My heart ached for Etta throughout this book. She’s a black, bisexual former ballerina struggling with an eating disorder in Nebraska. She’s the very definition of not fitting in, but also fitting in too much. What Etta hates more than anything is that she’s not otherwise specified. She can identify herself as having an eating disorder and as being bisexual, but everyone still puts her in these boxes. She hates that she doesn’t qualify by the technical definitions as anorexic, which just makes her feel like more of a failure, even more out of control, the same reason she gave up ballet which she loves so much.

"You’re not supposed to look at a girl’s body when she dances, not in that way. She’s supposed to be unobtrusive. She’s supposed to just be part of the music, and here I come in all attention-grabbing and ETTAETTAETTA and you can make that sound as awesome and special0snowflakey as you want but at the end of the day that’s not what people want ballerinas to be."

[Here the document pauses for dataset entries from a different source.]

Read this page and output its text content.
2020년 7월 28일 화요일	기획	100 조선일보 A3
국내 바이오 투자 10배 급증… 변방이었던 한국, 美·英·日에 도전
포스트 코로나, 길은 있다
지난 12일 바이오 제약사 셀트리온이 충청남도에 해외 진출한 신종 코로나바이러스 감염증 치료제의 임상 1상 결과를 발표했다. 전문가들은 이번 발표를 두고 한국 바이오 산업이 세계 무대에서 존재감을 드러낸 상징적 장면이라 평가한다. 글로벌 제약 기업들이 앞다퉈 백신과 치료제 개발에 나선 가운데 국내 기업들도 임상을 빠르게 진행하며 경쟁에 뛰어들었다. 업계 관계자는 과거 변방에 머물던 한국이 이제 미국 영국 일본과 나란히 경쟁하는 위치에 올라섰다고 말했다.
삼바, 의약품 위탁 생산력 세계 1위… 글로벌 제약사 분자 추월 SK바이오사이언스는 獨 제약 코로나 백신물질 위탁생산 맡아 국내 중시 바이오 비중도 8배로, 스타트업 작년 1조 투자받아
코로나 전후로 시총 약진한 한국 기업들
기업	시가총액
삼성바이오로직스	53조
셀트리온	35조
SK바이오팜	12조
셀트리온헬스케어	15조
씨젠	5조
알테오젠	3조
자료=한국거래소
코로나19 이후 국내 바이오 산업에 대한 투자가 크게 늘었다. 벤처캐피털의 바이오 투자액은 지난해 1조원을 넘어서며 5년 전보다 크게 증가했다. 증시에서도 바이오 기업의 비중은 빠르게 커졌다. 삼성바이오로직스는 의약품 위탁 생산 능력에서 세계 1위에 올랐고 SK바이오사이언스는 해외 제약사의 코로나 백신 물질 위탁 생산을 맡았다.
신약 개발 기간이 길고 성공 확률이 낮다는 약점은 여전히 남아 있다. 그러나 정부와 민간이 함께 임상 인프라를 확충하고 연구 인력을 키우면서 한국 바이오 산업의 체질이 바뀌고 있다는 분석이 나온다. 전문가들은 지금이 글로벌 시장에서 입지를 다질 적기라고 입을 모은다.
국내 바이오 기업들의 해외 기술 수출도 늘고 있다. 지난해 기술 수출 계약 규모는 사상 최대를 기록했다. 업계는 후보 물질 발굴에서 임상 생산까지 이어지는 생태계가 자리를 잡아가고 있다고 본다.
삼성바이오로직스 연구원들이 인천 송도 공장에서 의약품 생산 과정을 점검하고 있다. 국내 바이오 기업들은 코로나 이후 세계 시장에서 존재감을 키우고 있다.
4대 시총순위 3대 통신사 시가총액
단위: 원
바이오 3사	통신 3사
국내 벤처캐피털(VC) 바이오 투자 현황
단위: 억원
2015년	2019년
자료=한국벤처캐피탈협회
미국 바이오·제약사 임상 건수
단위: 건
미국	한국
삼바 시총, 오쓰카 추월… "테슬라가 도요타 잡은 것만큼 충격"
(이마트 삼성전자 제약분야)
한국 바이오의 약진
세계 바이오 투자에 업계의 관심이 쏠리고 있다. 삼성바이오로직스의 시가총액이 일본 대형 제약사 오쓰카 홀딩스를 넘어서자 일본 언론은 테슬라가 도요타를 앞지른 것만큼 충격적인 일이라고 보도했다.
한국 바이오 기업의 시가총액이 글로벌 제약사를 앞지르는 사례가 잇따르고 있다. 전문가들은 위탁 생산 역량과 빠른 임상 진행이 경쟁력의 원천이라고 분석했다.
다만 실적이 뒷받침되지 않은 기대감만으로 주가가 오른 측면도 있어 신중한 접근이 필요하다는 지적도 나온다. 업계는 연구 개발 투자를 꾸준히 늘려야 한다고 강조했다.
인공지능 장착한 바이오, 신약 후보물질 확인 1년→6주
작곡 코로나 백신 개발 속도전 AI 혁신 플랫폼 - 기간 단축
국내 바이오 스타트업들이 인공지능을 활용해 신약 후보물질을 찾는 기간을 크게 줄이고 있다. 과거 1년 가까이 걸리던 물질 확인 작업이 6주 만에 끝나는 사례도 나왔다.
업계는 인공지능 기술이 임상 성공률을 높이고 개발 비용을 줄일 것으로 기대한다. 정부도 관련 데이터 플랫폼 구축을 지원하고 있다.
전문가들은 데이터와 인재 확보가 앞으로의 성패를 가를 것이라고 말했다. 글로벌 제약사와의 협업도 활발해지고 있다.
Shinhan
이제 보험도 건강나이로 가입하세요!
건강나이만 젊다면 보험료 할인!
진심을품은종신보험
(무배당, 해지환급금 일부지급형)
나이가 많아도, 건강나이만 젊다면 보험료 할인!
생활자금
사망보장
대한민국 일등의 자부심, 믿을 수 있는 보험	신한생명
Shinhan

Etta sums herself up so well with this quote. She’s vibrant, full of life, and charismatic as hell. However, she tries so hard to fit in, like she did with the Dykes, her group of lesbian friends, who ejected her when she dated a guy, despite the fact she always said she was bi. She tried to be the ballerina that everyone wanted, but became so obsessed with control and how her body was wrong that she developed an eating disorder. Not Otherwise Specified is partially the story of Etta coming to terms with her Ettaness.

A big part of Not Otherwise Specified is about friendship. Friends, even when they love you, can be bad for you. Etta loved the Dykes, but they’ve turned on her and are bullying her. Even so, she kind of wants them back. It’s hard for her to let go, especially of Rachel. She makes a new group of friends through an audition for Brentwood Academy, a school for theater. They still all make mistakes with one another, but the difference between the friendship dynamics is stark.

Not Otherwise Specified gets dark. I mean, the issues are really heavy, but that’s counteracted by Etta’s voice, which is so full of life and humor. Etta doesn’t let things get her down for long; she’s really sweet and optimistic. She sticks up for people and cares so hard. Yes, it hurts, and I marked a lot of quotes for how much they saddened me but also struck this really honest chord. The ending, though, made me happy cry for the progress that’s being made.

I loved every moment of this book. I think it’s beautiful and important. READ IT READ IT READ IT.